The big strategy reset a fortnight ago from Whitbread, the owner of Premier Inn, got a ho-hum response from the stock market for understandable reasons. The company said shutting Beefeater and Brewers Fayre restaurants, or converting the space to hotel rooms, would involve upfront costs. Most of the goodies in the five-year plan, launched only two years after the last one, are intended to come towards the end of the period, which makes them less certain in the eyes of the market.
The big prize, according to Whitbread’s chief executive, Dominic Paul, would be an improvement in annual returns on capital from a pedestrian 11% to a decent 16%. But shareholders, already digesting a whack from Rachel Reeves’s changes to business rates, would have to wait a while for the “higher-margin, higher-returning pure-play hotel business” to appear.
Agitating US hedge funds aren’t famed for their patience and here comes Corvex Management, which didn’t sound happy beforehand, switching its tone to furious. In an open letter on Monday, it called on the board to put £3.9bn Whitbread up for sale. In the meantime, it wants key features of Paul’s plan, including a planned £1.5bn sale-and-leaseback of hotel properties to fund the opening of more rooms in the UK and Germany, to be suspended. If the Whitbread board won’t budge, Corvex is “fully prepared to nominate a new slate of directors”.
This demand for “a formal sale process” is odd. Whitbread is a listed company without a single large shareholder so it is, in effect, up for sale every day. If a rival hotelier, private equity fund or anybody else wishes to make an offer at a reasonable premium, the board would be obliged to consider it, especially in current circumstances. It is hardly a secret that the sleepy share price carries an “implied market discount to our inherent value”, as Paul put it last month. Yet he also has to manage the company, and allocate capital, on the basis Whitbread will still be around in a few years’ time.
That will be irritating to Corvex, whose description of its 7% stake as “an economic interest” (which probably means there are derivatives, not just shares, in the mix) suggests it was hoping for more instant gratification. Corvex is free to nominate a director if it wishes but, before it gets to that stage, it should probably clarify how it thinks Whitbread should proceed if no bidders show up.
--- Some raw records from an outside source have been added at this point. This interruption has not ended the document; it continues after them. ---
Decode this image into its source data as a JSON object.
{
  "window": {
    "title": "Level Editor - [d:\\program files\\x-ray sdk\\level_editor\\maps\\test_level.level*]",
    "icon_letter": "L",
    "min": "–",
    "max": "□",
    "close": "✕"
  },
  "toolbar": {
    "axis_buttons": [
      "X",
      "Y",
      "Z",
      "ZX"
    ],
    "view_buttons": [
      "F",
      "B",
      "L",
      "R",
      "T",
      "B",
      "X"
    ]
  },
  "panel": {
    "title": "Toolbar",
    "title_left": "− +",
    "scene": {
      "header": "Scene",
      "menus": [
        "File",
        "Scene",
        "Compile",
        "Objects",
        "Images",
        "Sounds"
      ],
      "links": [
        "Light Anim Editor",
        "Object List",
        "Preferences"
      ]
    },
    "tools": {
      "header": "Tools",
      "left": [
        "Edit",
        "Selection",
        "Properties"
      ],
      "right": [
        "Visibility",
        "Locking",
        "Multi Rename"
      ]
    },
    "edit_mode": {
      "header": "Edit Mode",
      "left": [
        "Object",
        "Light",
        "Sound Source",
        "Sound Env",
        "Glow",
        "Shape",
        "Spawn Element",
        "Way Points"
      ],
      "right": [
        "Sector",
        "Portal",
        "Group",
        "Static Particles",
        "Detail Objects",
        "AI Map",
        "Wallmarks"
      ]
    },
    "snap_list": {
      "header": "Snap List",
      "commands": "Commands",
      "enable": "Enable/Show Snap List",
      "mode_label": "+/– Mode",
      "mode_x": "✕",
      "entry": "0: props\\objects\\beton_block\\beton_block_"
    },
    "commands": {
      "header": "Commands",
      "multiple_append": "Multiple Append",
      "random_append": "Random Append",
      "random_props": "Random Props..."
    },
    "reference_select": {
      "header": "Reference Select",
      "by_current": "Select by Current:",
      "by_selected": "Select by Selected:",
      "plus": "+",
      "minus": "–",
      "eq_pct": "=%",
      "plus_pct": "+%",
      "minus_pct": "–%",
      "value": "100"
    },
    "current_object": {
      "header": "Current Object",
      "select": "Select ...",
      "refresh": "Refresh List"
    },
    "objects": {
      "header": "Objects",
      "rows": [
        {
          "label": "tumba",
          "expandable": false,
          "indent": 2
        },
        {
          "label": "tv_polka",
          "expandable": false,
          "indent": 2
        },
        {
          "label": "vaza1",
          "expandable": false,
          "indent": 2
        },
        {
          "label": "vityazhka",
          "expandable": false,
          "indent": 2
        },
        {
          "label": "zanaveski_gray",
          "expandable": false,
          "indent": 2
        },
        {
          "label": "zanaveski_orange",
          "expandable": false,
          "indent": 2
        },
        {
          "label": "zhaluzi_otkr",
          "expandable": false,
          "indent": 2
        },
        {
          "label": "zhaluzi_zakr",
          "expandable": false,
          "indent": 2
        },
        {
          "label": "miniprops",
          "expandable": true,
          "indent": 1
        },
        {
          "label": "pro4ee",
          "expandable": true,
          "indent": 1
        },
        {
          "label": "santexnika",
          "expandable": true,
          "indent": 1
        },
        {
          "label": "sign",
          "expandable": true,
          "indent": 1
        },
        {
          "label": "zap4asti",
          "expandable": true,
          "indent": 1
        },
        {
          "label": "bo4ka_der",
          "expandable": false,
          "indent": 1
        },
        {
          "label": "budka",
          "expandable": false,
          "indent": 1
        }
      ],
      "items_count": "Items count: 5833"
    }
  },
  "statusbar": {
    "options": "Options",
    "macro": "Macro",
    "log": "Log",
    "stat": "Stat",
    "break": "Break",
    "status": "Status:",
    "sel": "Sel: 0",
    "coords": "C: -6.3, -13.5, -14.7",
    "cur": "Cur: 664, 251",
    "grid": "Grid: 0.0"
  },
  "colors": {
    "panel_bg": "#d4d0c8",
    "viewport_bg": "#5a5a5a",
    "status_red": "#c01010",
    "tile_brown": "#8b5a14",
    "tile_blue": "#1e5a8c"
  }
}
Whitbread’s sale-and-leaseback plan was widely assumed to be a response to the hedge fund’s pressure. If executed, it would take Whitbread’s freehold exposure down from 50% to 30%-40%, as low as it’s been in recent history but within the “sweet spot”, as Paul called it, for retaining an investment rate on the debt while freeing up capital. If, in fact, Corvex is a diehard fan of retaining freeholds in all circumstances, it should say so.
Its deep frustration is clearly the share price. The market is “ascribing zero value to Whitbread’s remaining leasehold business, its German hotel assets and its development properties currently under construction”, complained the letter, a plausible financial analysis. But, in the absence of a bid, the company has to attempt self-help measures, such as finding a way to free up capital to buy back shares for less than they are supposedly worth.
Morgan Stanley’s analysts called the revised five-year plan “sensible, credible and material”, pointing to a probable resumption of buy-backs in 2028 from the £2bn of free cashflow Paul is projecting by 2031. True, it’s all a little slow. But what else is Whitbread supposed to do? Simply declaring you’re open to takeover bids is not a strategy.